ATLANTA-AREA Property Partners has acquired Manchester at Mansell and Chatsworth Apartment Homes, two multifamily properties in the Atlanta area. Together, the properties sold for $50.4 million. AREA acquired the properties from RBC Capital Markets Corporation, which foreclosed on them earlier this year.
“We were able to acquire these complexes at a substantial discount and with renovations completed, the properties have future potential for rental rate growth to be more in line with the market,” says Richard Mack, AREA North America CEO. “The Atlanta rental market is poised for strong growth over the next two or three years, with little new construction in the pipeline and projected increases in population and employment.”

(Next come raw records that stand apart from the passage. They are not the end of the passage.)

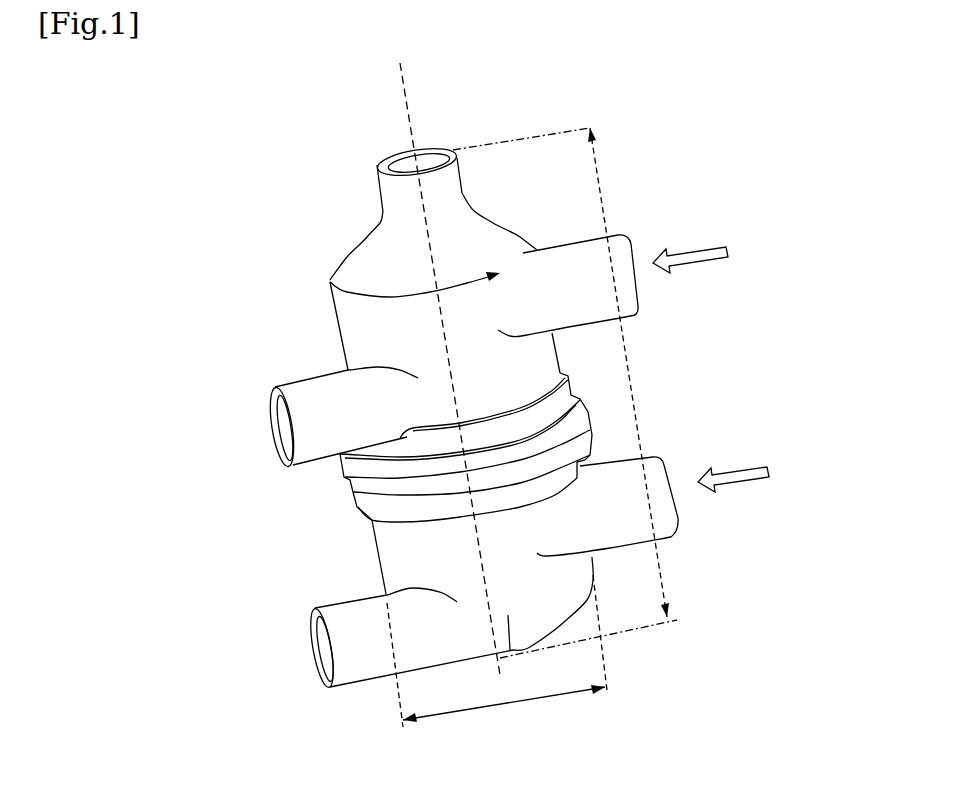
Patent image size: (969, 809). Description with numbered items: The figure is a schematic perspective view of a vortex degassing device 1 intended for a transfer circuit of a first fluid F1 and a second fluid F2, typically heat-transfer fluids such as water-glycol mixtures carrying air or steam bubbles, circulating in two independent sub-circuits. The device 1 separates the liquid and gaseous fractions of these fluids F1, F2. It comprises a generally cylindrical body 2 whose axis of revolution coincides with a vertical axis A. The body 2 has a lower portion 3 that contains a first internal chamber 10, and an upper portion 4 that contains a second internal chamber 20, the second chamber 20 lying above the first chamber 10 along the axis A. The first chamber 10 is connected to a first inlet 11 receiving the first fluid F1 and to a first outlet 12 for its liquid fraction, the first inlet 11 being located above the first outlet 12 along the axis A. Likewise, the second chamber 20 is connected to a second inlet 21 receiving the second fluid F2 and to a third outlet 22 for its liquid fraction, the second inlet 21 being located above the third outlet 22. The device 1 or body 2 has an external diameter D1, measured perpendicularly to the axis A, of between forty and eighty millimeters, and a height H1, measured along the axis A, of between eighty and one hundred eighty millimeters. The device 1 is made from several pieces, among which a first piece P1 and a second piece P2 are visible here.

The vortex degassing device 1 is at (207, 174).
The generally cylindrical body 2 is at (366, 227).
The lower portion 3 is at (568, 603).
The upper portion 4 is at (467, 307).
The first internal chamber 10 is at (545, 527).
The first inlet 11 is at (660, 487).
The first outlet 12 is at (318, 622).
The second internal chamber 20 is at (507, 357).
The second inlet 21 is at (630, 260).
The third outlet 22 is at (293, 387).
The axis A is at (408, 102).
The first piece P1 is at (306, 573).
The second piece P2 is at (313, 289).
The first fluid F1 is at (747, 483).
The second fluid F2 is at (713, 243).
The height H1 is at (663, 570).
The external diameter D1 is at (503, 705).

Located at 401 Huntington Drive in Alpharetta, Manchester at Mansell is a 468-unit garden style apartment community with one-, two- and three-bedroom units ranging from 890 square feet to 1,418 square feet. The property offers two swimming pools, a fitness center, a business center, a playground, three tennis courts and a volleyball court.
“Manchester at Mansell is located in a submarket that has the highest reported occupancy rates in the metro area right now at 94%,” Jake Reid, senior director of Franklin Street’s Atlanta office, tells GlobeSt.com. “The class A apartments in this market have actually seen a year-over-year increase in rents due to the lack of construction in the last several years.”
Located at 4700 North Hill Parkway along I-285, Chatsworth Apartment Homes is a 410-unit garden style apartment community located inside the perimeter just minutes from Buckhead and the Central Perimeter. Similar to Manchester at Mansell, Chatsworth Apartment Homes offers tenants a mix of one-, two- and three-bedroom units ranging in size from 950 square feet to 1,435 square feet and features two pools, a clubhouse and a tennis court.
“There has been a flight to quality in the metro Atlanta market on the institutional investment side with the lower-risk, higher occupancy rate markets being the big target,” Reid says. “The challenges that are still facing the area are overbuilding of single-family homes and condos and the absorption of that shadow market as housing for rentals.”
As Mack hinted, a extensive renovation program was launched by the previous owner that included both exterior and apartment renovations. That renovation was completed in 2009. AREA plans to leverage the property's low interest cost tax exempt bond financing for this acquisition. The amount of bond financing that runs with these properties is significantly in excess of the asset purchase price.